Frau Präsidentin! Liebe Kolleginnen und Kollegen! Ich kann Emotionalität bei diesem Thema komplett verstehen, Herr Kretschmer. Was ich nicht gut finde, und das habe ich hier in anderen
Zusammenhängen schon einmal gesagt, ist, wenn wir zusätzliche Emotionalität in ein Thema bringen, das schwierig genug ist, und vorzugsweise mit Starkdeutsch arbeiten.
Laut Infektionsschutzgesetz, das ist erwähnt worden, haben Menschen das Recht, unter bestimmten Umständen Entschädigungszahlungen zu beantragen und nach Prüfung auch zu erhalten.
Das haben die Menschen getan. Für wen das unter welchen Umständen gilt, hat Ronny Kretschmer umfassend geschildert. Das ist von vielen anderen, die hier gestanden haben, schon gesagt worden.
Es gibt an dieser Situation in der Tat überhaupt nichts zu beschönigen. Sie ist nicht gut. Diese Sätze zum Thema Entschädigungszahlungen nach diesem Gesetz hätte vor - sagen wir mal -
zwei Jahren niemand von uns gesagt - nicht weil es das Gesetz nicht gegeben hätte, sondern weil die Aufmerksamkeit für die, die da Anträge zu bearbeiten hatten, nicht gerade überwältigend
war.
Herr Keller, Sie sprachen von ein paar Hundert. Nach meiner Kenntnis ist das schon extrem hoch gegriffen. Es war ein bisschen mehr als eine Handvoll pro Jahr, es lief schon irgendwie. -
Und dann kam Corona. Und dann kam eine wahre Flut von Anträgen - Zehntausende -, in der Tat, von Menschen, die ein Recht darauf haben, dass die Anträge schnell bearbeitet werden, was
- Herr Kretschmer, völlig korrekt - nicht gut lief und nicht der Fall ist. Es ging erheblich zu langsam, und es ist richtig: Es sind die organisatorischen, finanziellen und personellen Voraussetzungen
zu schaffen, um den Antragsstau abzubauen. Und weil wir alle viele Fragen zu genau diesem Thema hatten, wurden all diese - das ist, glaube ich, von Frau Schier geschildert worden - kürzlich im Ausschuss gestellt, und alle Fragen waren kritische Fragen. Sie können sich offenbar sehr genau erinnern, Sie fragten nachvollziehbar viel, Herr Kretschmer.
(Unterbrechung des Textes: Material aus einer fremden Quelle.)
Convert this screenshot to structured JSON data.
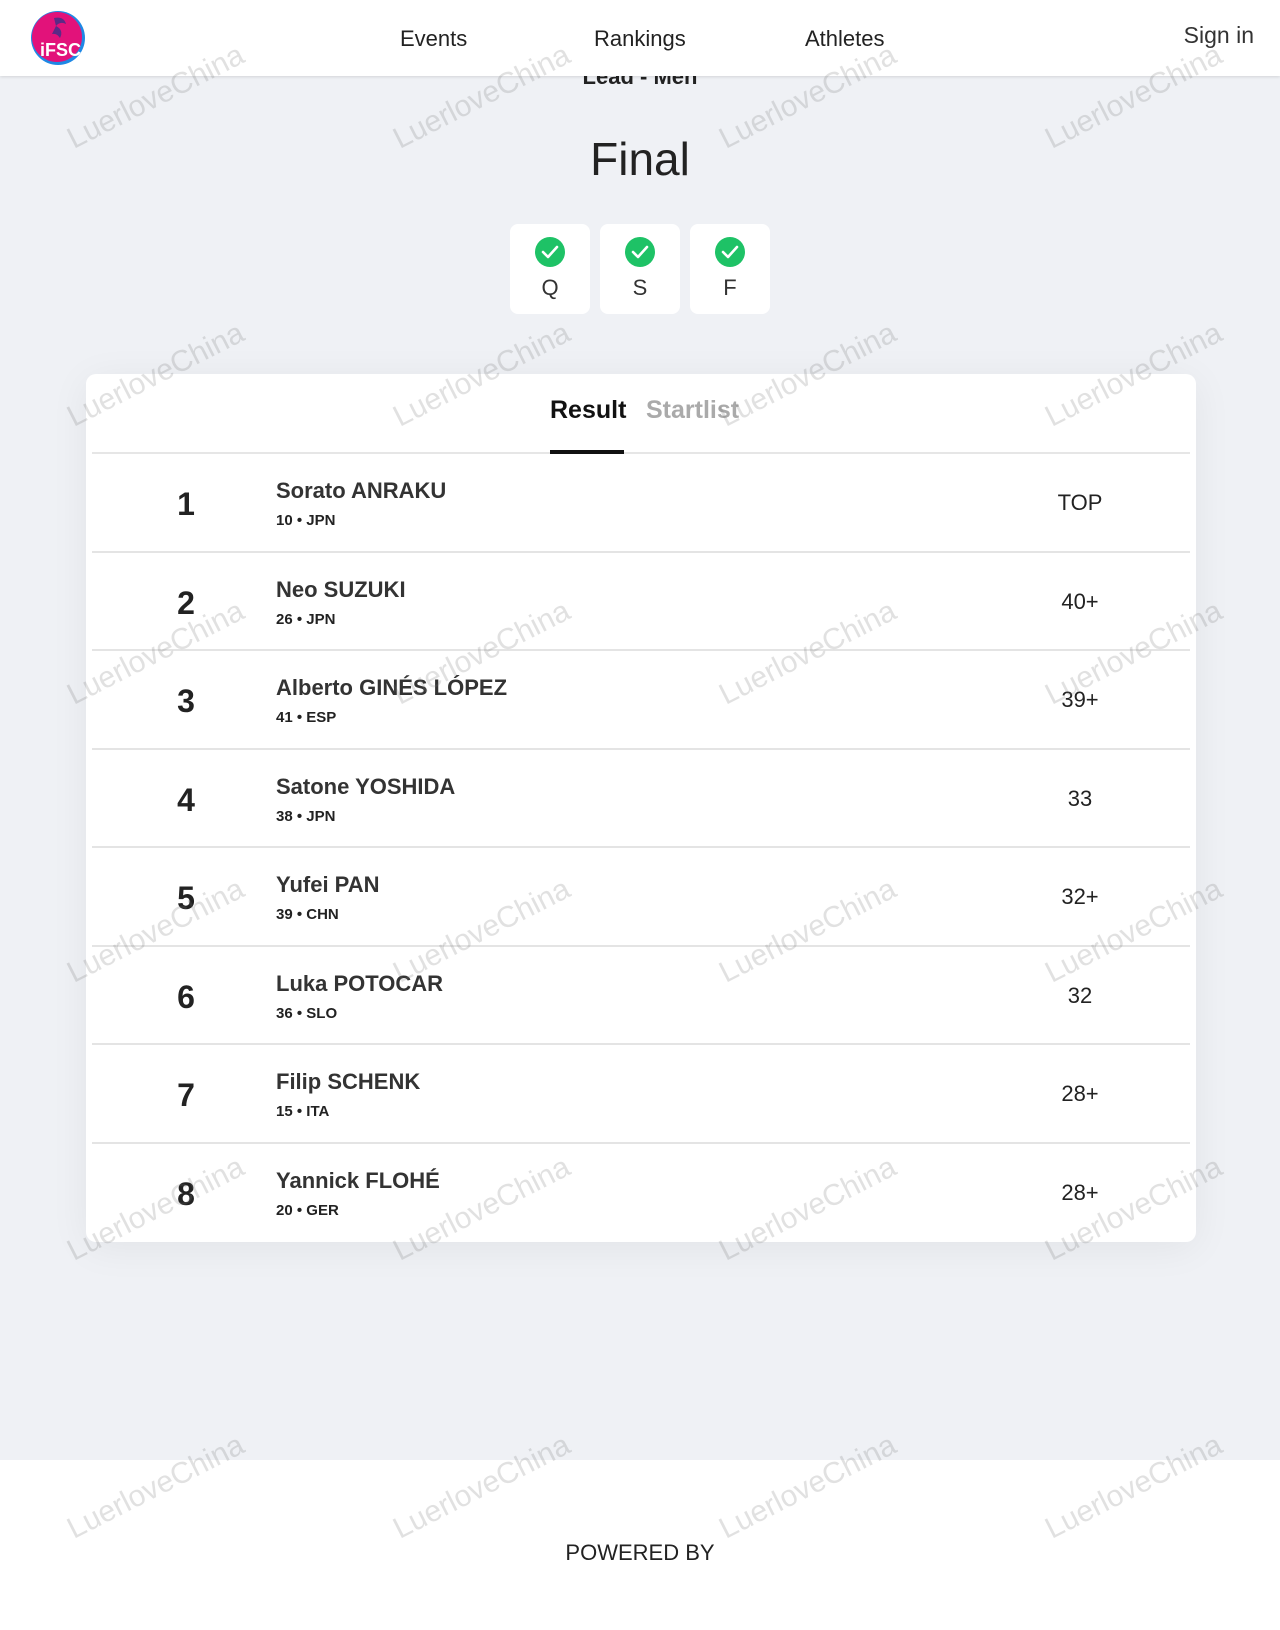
{
  "header": {
    "logo_text": "IFSC",
    "nav": [
      "Events",
      "Rankings",
      "Athletes"
    ],
    "signin_label": "Sign in"
  },
  "event": {
    "discipline": "Lead - Men",
    "round": "Final"
  },
  "phases": [
    {
      "label": "Q",
      "status": "complete"
    },
    {
      "label": "S",
      "status": "complete"
    },
    {
      "label": "F",
      "status": "complete"
    }
  ],
  "tabs": {
    "result": "Result",
    "startlist": "Startlist"
  },
  "results": [
    {
      "rank": "1",
      "name": "Sorato ANRAKU",
      "meta": "10 • JPN",
      "score": "TOP"
    },
    {
      "rank": "2",
      "name": "Neo SUZUKI",
      "meta": "26 • JPN",
      "score": "40+"
    },
    {
      "rank": "3",
      "name": "Alberto GINÉS LÓPEZ",
      "meta": "41 • ESP",
      "score": "39+"
    },
    {
      "rank": "4",
      "name": "Satone YOSHIDA",
      "meta": "38 • JPN",
      "score": "33"
    },
    {
      "rank": "5",
      "name": "Yufei PAN",
      "meta": "39 • CHN",
      "score": "32+"
    },
    {
      "rank": "6",
      "name": "Luka POTOCAR",
      "meta": "36 • SLO",
      "score": "32"
    },
    {
      "rank": "7",
      "name": "Filip SCHENK",
      "meta": "15 • ITA",
      "score": "28+"
    },
    {
      "rank": "8",
      "name": "Yannick FLOHÉ",
      "meta": "20 • GER",
      "score": "28+"
    }
  ],
  "footer": {
    "powered_by": "POWERED BY"
  },
  "watermark": "LuerloveChina",
  "colors": {
    "background": "#eff1f5",
    "check": "#1ec266",
    "logo": "#e2127a"
  }
}
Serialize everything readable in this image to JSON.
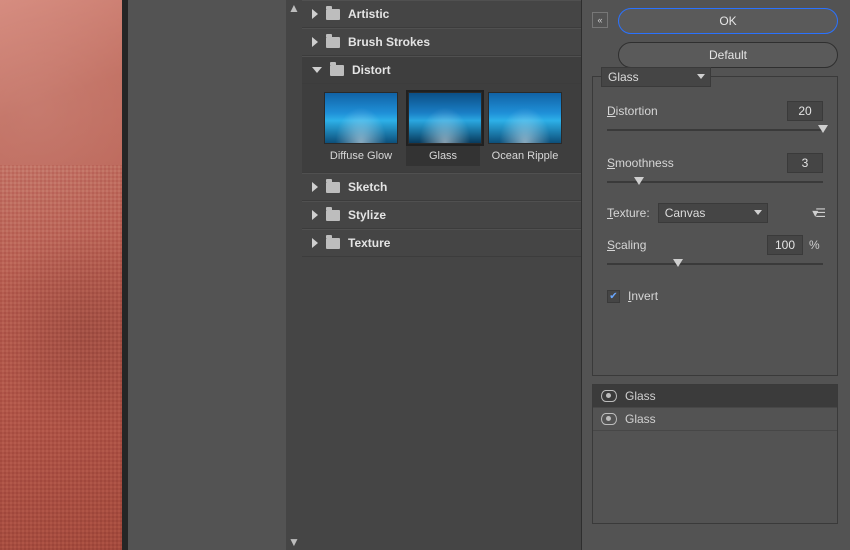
{
  "buttons": {
    "ok": "OK",
    "default": "Default"
  },
  "gallery": {
    "categories": [
      {
        "name": "Artistic",
        "expanded": false
      },
      {
        "name": "Brush Strokes",
        "expanded": false
      },
      {
        "name": "Distort",
        "expanded": true
      },
      {
        "name": "Sketch",
        "expanded": false
      },
      {
        "name": "Stylize",
        "expanded": false
      },
      {
        "name": "Texture",
        "expanded": false
      }
    ],
    "distort_thumbs": [
      {
        "label": "Diffuse Glow",
        "selected": false
      },
      {
        "label": "Glass",
        "selected": true
      },
      {
        "label": "Ocean Ripple",
        "selected": false
      }
    ]
  },
  "filter_select": "Glass",
  "params": {
    "distortion": {
      "label_pre": "D",
      "label_rest": "istortion",
      "value": "20",
      "pos": 100
    },
    "smoothness": {
      "label_pre": "S",
      "label_rest": "moothness",
      "value": "3",
      "pos": 15
    },
    "texture": {
      "label_pre": "T",
      "label_rest": "exture:",
      "value": "Canvas"
    },
    "scaling": {
      "label_pre": "S",
      "label_rest": "caling",
      "value": "100",
      "unit": "%",
      "pos": 33
    },
    "invert": {
      "label_pre": "I",
      "label_rest": "nvert",
      "checked": true
    }
  },
  "layers": [
    {
      "name": "Glass",
      "visible": true,
      "selected": true
    },
    {
      "name": "Glass",
      "visible": true,
      "selected": false
    }
  ]
}
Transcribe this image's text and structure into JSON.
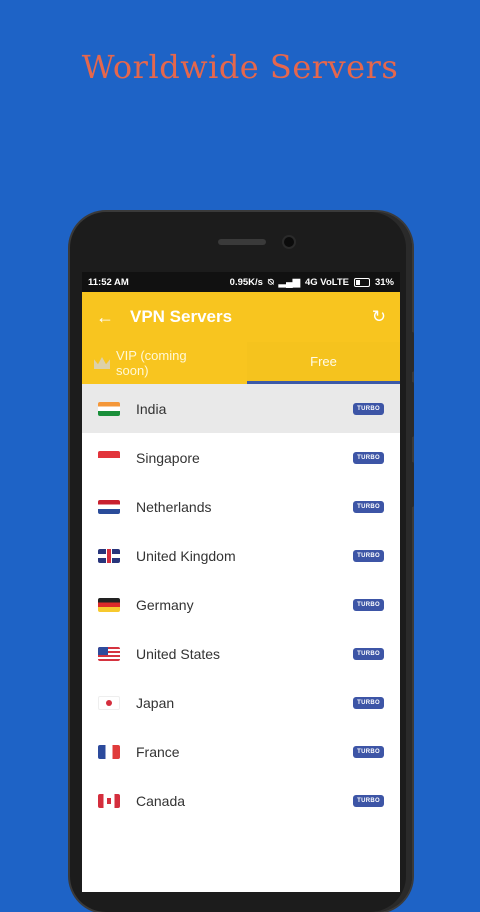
{
  "headline": "Worldwide Servers",
  "status_bar": {
    "time": "11:52 AM",
    "speed": "0.95K/s",
    "network": "4G VoLTE",
    "battery": "31%"
  },
  "app_bar": {
    "back_icon": "arrow-left-icon",
    "title": "VPN Servers",
    "refresh_icon": "refresh-icon"
  },
  "tabs": [
    {
      "label": "VIP (coming soon)",
      "icon": "crown-icon"
    },
    {
      "label": "Free",
      "selected": true
    }
  ],
  "servers": [
    {
      "country": "India",
      "badge": "TURBO",
      "flag": "in"
    },
    {
      "country": "Singapore",
      "badge": "TURBO",
      "flag": "sg"
    },
    {
      "country": "Netherlands",
      "badge": "TURBO",
      "flag": "nl"
    },
    {
      "country": "United Kingdom",
      "badge": "TURBO",
      "flag": "gb"
    },
    {
      "country": "Germany",
      "badge": "TURBO",
      "flag": "de"
    },
    {
      "country": "United States",
      "badge": "TURBO",
      "flag": "us"
    },
    {
      "country": "Japan",
      "badge": "TURBO",
      "flag": "jp"
    },
    {
      "country": "France",
      "badge": "TURBO",
      "flag": "fr"
    },
    {
      "country": "Canada",
      "badge": "TURBO",
      "flag": "ca"
    }
  ],
  "colors": {
    "background": "#1e63c6",
    "headline": "#e5674d",
    "accent_yellow": "#f8c51f",
    "badge_blue": "#3d55a6"
  }
}
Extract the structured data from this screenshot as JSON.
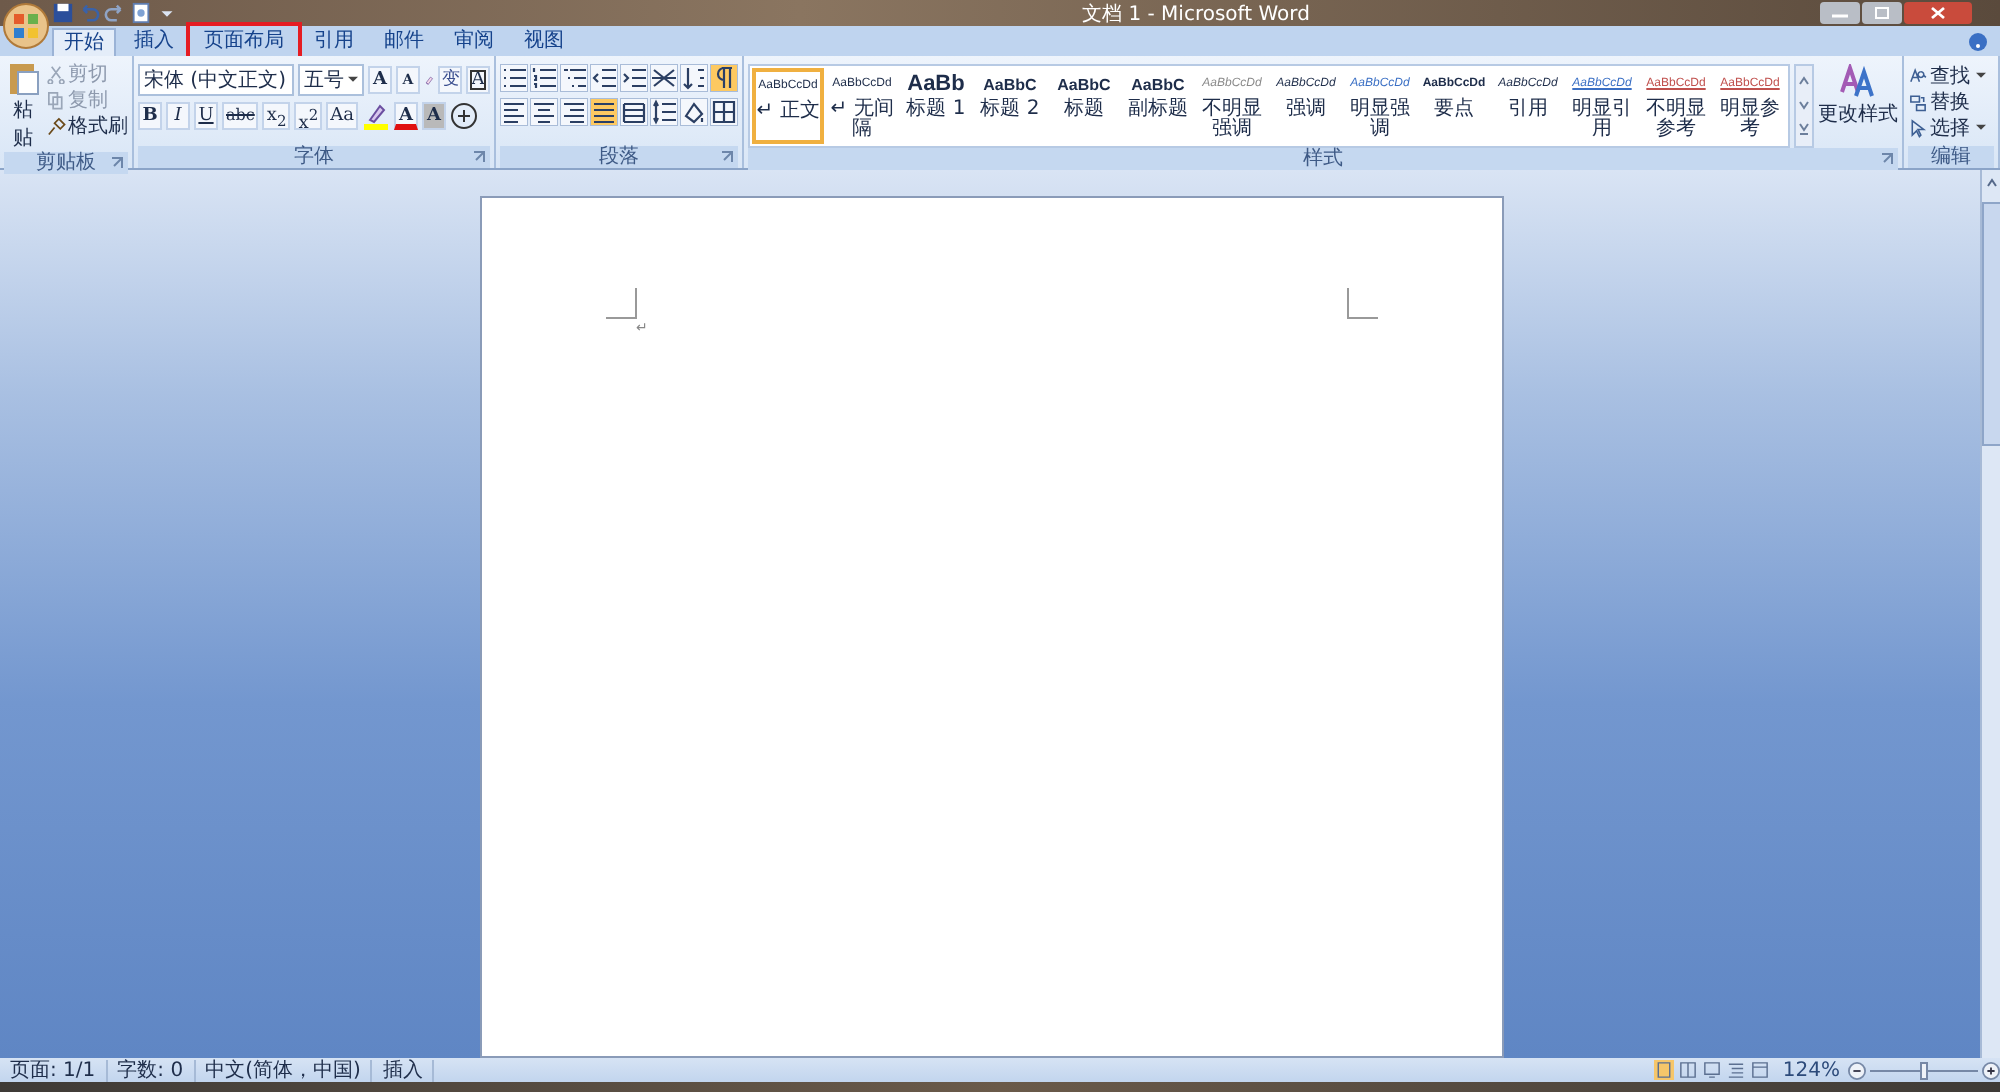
{
  "title_bar": {
    "title": "文档 1 - Microsoft Word"
  },
  "tabs": [
    {
      "label": "开始",
      "selected": true,
      "highlighted": false
    },
    {
      "label": "插入",
      "selected": false,
      "highlighted": false
    },
    {
      "label": "页面布局",
      "selected": false,
      "highlighted": true
    },
    {
      "label": "引用",
      "selected": false,
      "highlighted": false
    },
    {
      "label": "邮件",
      "selected": false,
      "highlighted": false
    },
    {
      "label": "审阅",
      "selected": false,
      "highlighted": false
    },
    {
      "label": "视图",
      "selected": false,
      "highlighted": false
    }
  ],
  "clipboard": {
    "label": "剪贴板",
    "paste": "粘贴",
    "items": [
      {
        "label": "剪切",
        "kind": "cut",
        "disabled": true
      },
      {
        "label": "复制",
        "kind": "copy",
        "disabled": true
      },
      {
        "label": "格式刷",
        "kind": "brush",
        "disabled": false
      }
    ]
  },
  "font": {
    "label": "字体",
    "face": "宋体 (中文正文)",
    "size": "五号",
    "row1": [
      {
        "kind": "grow",
        "label": "A"
      },
      {
        "kind": "shrink",
        "label": "A"
      },
      {
        "kind": "clear"
      },
      {
        "kind": "phonetic",
        "label": "变"
      },
      {
        "kind": "border",
        "label": "A"
      }
    ],
    "row2": [
      {
        "kind": "bold",
        "label": "B"
      },
      {
        "kind": "italic",
        "label": "I"
      },
      {
        "kind": "underline",
        "label": "U"
      },
      {
        "kind": "strike",
        "label": "abc"
      },
      {
        "kind": "sub",
        "label": "x$_{2}$"
      },
      {
        "kind": "sup",
        "label": "x$^{2}$"
      },
      {
        "kind": "case",
        "label": "Aa"
      },
      {
        "kind": "highlight"
      },
      {
        "kind": "color",
        "label": "A"
      },
      {
        "kind": "shade",
        "label": "A"
      },
      {
        "kind": "enclose"
      }
    ]
  },
  "paragraph": {
    "label": "段落",
    "row1": [
      {
        "kind": "bullets",
        "selected": false
      },
      {
        "kind": "numbers",
        "selected": false
      },
      {
        "kind": "multilevel",
        "selected": false
      },
      {
        "kind": "outdent",
        "selected": false
      },
      {
        "kind": "indent",
        "selected": false
      },
      {
        "kind": "layout",
        "selected": false
      },
      {
        "kind": "sort",
        "selected": false
      },
      {
        "kind": "marks",
        "selected": true
      }
    ],
    "row2": [
      {
        "kind": "left",
        "selected": false
      },
      {
        "kind": "center",
        "selected": false
      },
      {
        "kind": "right",
        "selected": false
      },
      {
        "kind": "justify",
        "selected": true
      },
      {
        "kind": "distribute",
        "selected": false
      },
      {
        "kind": "spacing",
        "selected": false
      },
      {
        "kind": "fill",
        "selected": false
      },
      {
        "kind": "borders",
        "selected": false
      }
    ]
  },
  "styles": {
    "label": "样式",
    "change_button": "更改样式",
    "items": [
      {
        "preview": "AaBbCcDd",
        "label": "↵ 正文",
        "kind": "normal",
        "selected": true
      },
      {
        "preview": "AaBbCcDd",
        "label": "↵ 无间隔",
        "kind": "normal",
        "selected": false
      },
      {
        "preview": "AaBb",
        "label": "标题 1",
        "kind": "h1",
        "selected": false
      },
      {
        "preview": "AaBbC",
        "label": "标题 2",
        "kind": "h2",
        "selected": false
      },
      {
        "preview": "AaBbC",
        "label": "标题",
        "kind": "h2",
        "selected": false
      },
      {
        "preview": "AaBbC",
        "label": "副标题",
        "kind": "h2",
        "selected": false
      },
      {
        "preview": "AaBbCcDd",
        "label": "不明显强调",
        "kind": "subtle",
        "selected": false
      },
      {
        "preview": "AaBbCcDd",
        "label": "强调",
        "kind": "emphasis",
        "selected": false
      },
      {
        "preview": "AaBbCcDd",
        "label": "明显强调",
        "kind": "intense",
        "selected": false
      },
      {
        "preview": "AaBbCcDd",
        "label": "要点",
        "kind": "strong",
        "selected": false
      },
      {
        "preview": "AaBbCcDd",
        "label": "引用",
        "kind": "emphasis",
        "selected": false
      },
      {
        "preview": "AaBbCcDd",
        "label": "明显引用",
        "kind": "quote",
        "selected": false
      },
      {
        "preview": "AaBbCcDd",
        "label": "不明显参考",
        "kind": "reference",
        "selected": false
      },
      {
        "preview": "AaBbCcDd",
        "label": "明显参考",
        "kind": "reference",
        "selected": false
      }
    ]
  },
  "editing": {
    "label": "编辑",
    "items": [
      {
        "label": "查找",
        "kind": "find",
        "menu": true
      },
      {
        "label": "替换",
        "kind": "replace",
        "menu": false
      },
      {
        "label": "选择",
        "kind": "select",
        "menu": true
      }
    ]
  },
  "document": {
    "paragraph_mark": "↵"
  },
  "status_bar": {
    "items": [
      "页面: 1/1",
      "字数: 0",
      "中文(简体，中国)",
      "插入"
    ],
    "views": [
      {
        "selected": true
      },
      {
        "selected": false
      },
      {
        "selected": false
      },
      {
        "selected": false
      },
      {
        "selected": false
      }
    ],
    "zoom": "124%",
    "zoom_slider": {
      "level": 0.5
    }
  }
}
(Zuruf des Abgeordneten Kretschmer [DIE LINKE]) - Jaja.
(Zuruf des Abgeordneten Kretschmer [DIE LINKE]) - Ja.
(Zuruf des Abgeordneten Kretschmer [DIE LINKE])
Ein Teil der Antworten war: Wir sind seit einigen Wochen dabei, die organisatorischen, finanziellen und personellen Voraussetzungen zu schaffen. - Jetzt kann man sagen: spät, in der Tat. Es wird aber nicht schneller, wenn wir jetzt noch einmal fordern, die organisatorischen, finanziellen und personellen Voraussetzungen zu schaffen. Exakt das passiert. Es wurde vor allem von der Präsidentin des Landesamtes, Liane Klocek, en détail geschildert, was genau sie damit meint. Ein paar Zahlen zu Einstellungen sind hier auch genannt worden. Das war alles nicht direkt zum Jubeln, aber es war eine ehrliche Antwort.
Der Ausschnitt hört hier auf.